La feminización del paro: cambia el perfil del parado a mujer de mediana edad y con nivel educativo alto

Fuente: WFG
01/03/2018 14:36

MADRID, 01 MAR. (Bolsamania.com/BMS) .- Asampleo ha publicado un informe sobre el paro entre las mujeres. En la fase de recuperación económica, la tasa de paro ha pasado del 26,1% en 2013 al 17,2% en 2017, con una reducción de más de dos millones de personas en el número de parados. Sin embargo, esta reducción no se ha producido por igual para todos los colectivos. En el análisis del tipo de personas que predominan en las listas de desempleados de nuestro país, destacan las mujeres de edad media (entre los 35 y los 44 años) y con un nivel educativo alto.



Según el informe, hace cuatro años, el perfil más común entre los parados era el de un hombre, de edad comprendida entre los 25 y los 34 años y con un nivel educativo bajo. En la actualidad son ellas en lugar de ellos, adultas y no tan jóvenes y con un alto nivel educativo, las que ostentan este título. Representan en la actualidad el 8% sobre el total de parados, frente al 4,2% que representaban en el 4T13. Estos datos llevan a Asempleo a afirmar que durante la recuperación se ha asistido a la “feminización” del desempleo, un desequilibrio inexistente antes y durante la crisis.
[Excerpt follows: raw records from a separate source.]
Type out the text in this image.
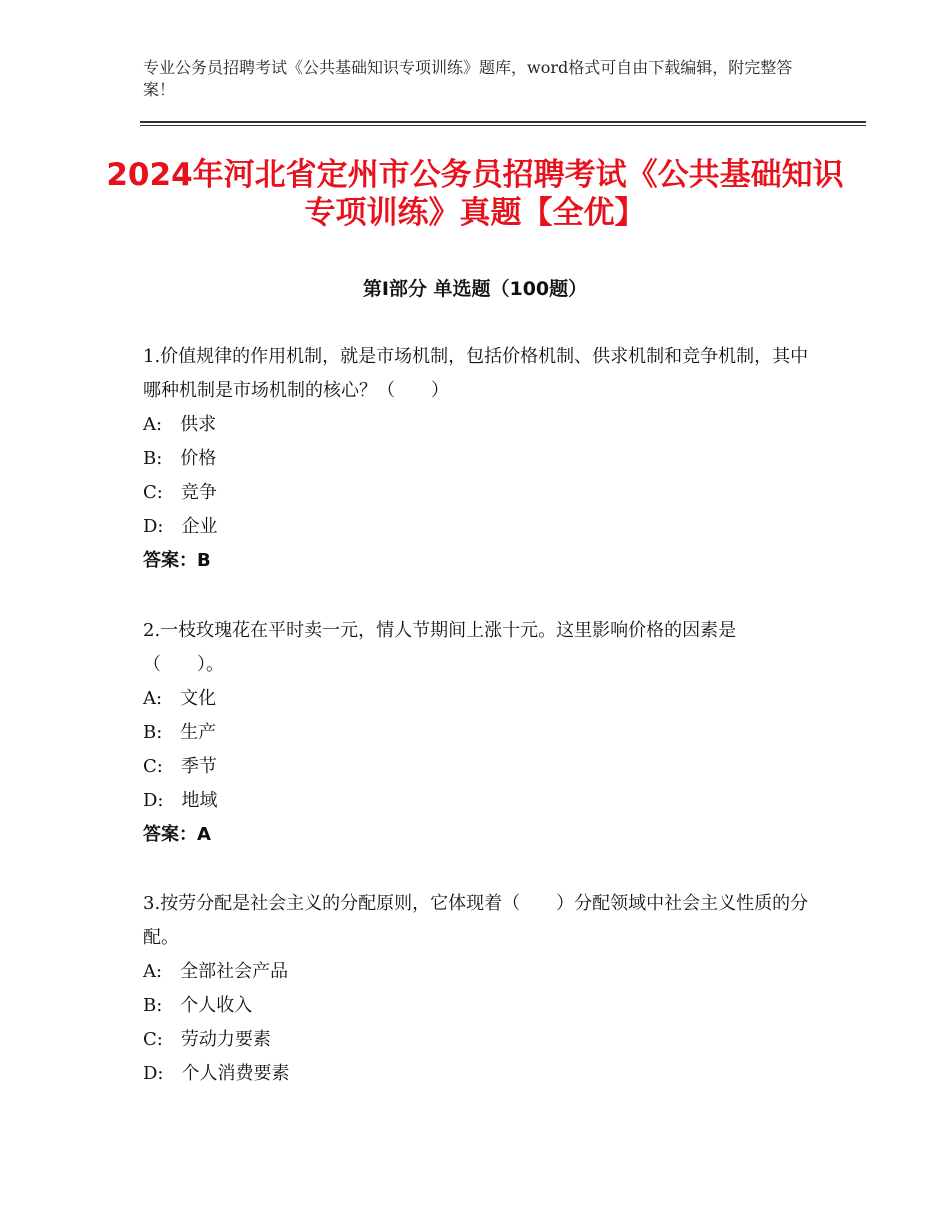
专业公务员招聘考试《公共基础知识专项训练》题库，word格式可自由下载编辑，附完整答案！
2024年河北省定州市公务员招聘考试《公共基础知识专项训练》真题【全优】
第Ⅰ部分 单选题（100题）

1.价值规律的作用机制，就是市场机制，包括价格机制、供求机制和竞争机制，其中哪种机制是市场机制的核心？（　　）

A:　供求

B:　价格

C:　竞争

D:　企业

答案：B

2.一枝玫瑰花在平时卖一元，情人节期间上涨十元。这里影响价格的因素是（　　）。

A:　文化

B:　生产

C:　季节

D:　地域

答案：A

3.按劳分配是社会主义的分配原则，它体现着（　　）分配领域中社会主义性质的分配。

A:　全部社会产品

B:　个人收入

C:　劳动力要素

D:　个人消费要素
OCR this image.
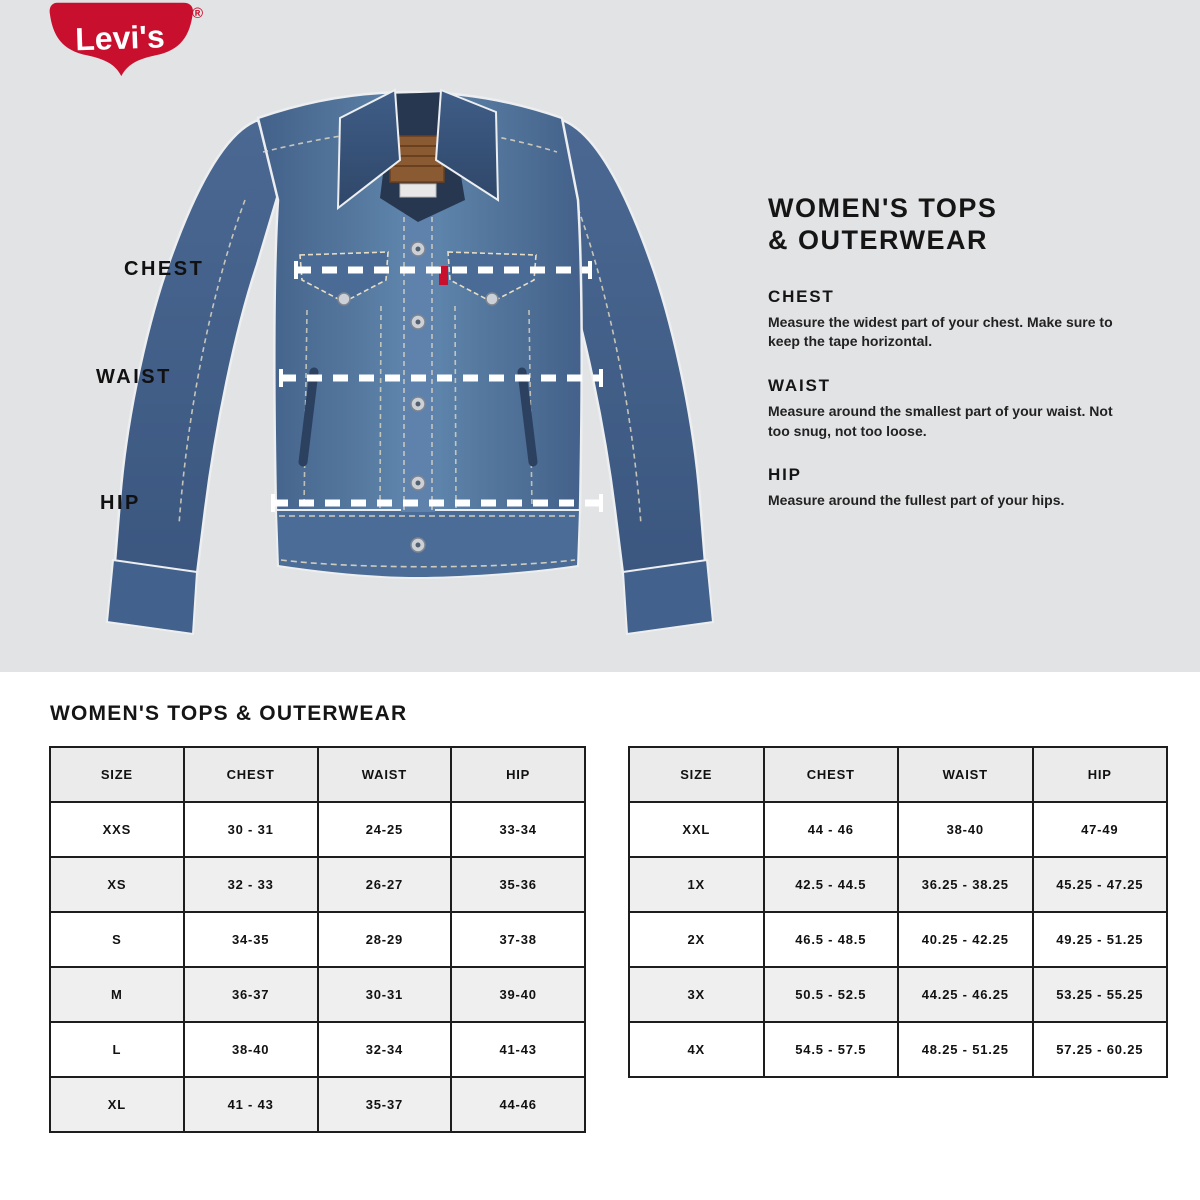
Levi's
®
CHEST
WAIST
HIP
WOMEN'S TOPS
& OUTERWEAR
CHEST

Measure the widest part of your chest. Make sure to keep the tape horizontal.

WAIST

Measure around the smallest part of your waist. Not too snug, not too loose.

HIP

Measure around the fullest part of your hips.

WOMEN'S TOPS & OUTERWEAR
SIZE	CHEST	WAIST	HIP
XXS	30 - 31	24-25	33-34
XS	32 - 33	26-27	35-36
S	34-35	28-29	37-38
M	36-37	30-31	39-40
L	38-40	32-34	41-43
XL	41 - 43	35-37	44-46
SIZE	CHEST	WAIST	HIP
XXL	44 - 46	38-40	47-49
1X	42.5 - 44.5	36.25 - 38.25	45.25 - 47.25
2X	46.5 - 48.5	40.25 - 42.25	49.25 - 51.25
3X	50.5 - 52.5	44.25 - 46.25	53.25 - 55.25
4X	54.5 - 57.5	48.25 - 51.25	57.25 - 60.25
La franja de edad de las mujeres paradas coincide y puede estar relacionada con el efecto que ejerce la maternidad sobre su situación laboral. Por otro lado, el nivel de formación puede responder a que la consolidación de la recuperación ha provocado una aceptación de puestos de trabajo más acordes a la formación y la franja de trabajadores con un nivel educativo alto presentan más dificultades a la hora de encontrar un trabajo adecuado a sus conocimientos y capacidades.



PROBABILIDAD DE ENCONTRAR EMPLEO



La probabilidad de que este colectivo encuentre un empleo ha mejorado durante la recuperación (era del 17,6% en el 4T13 y pasó al 20,7% en el 4T17) en tres puntos porcentuales, frente a los seis que ha mejorado para el conjunto de parados.



Atendiendo al tipo de contrato, las posibilidades son muy dispares, siendo mayores cuando se trata de un contrato temporal (15,4%), que a uno indefinido (4%). Esperar a encontrar un contrato indefinido suele conllevar mayor tiempo en el desempleo, algo que incide de forma negativa en el gasto público, así como en la economía doméstica y que además, supone una descapitalización de las habilidades del colectivo y de la formación que han adquirido.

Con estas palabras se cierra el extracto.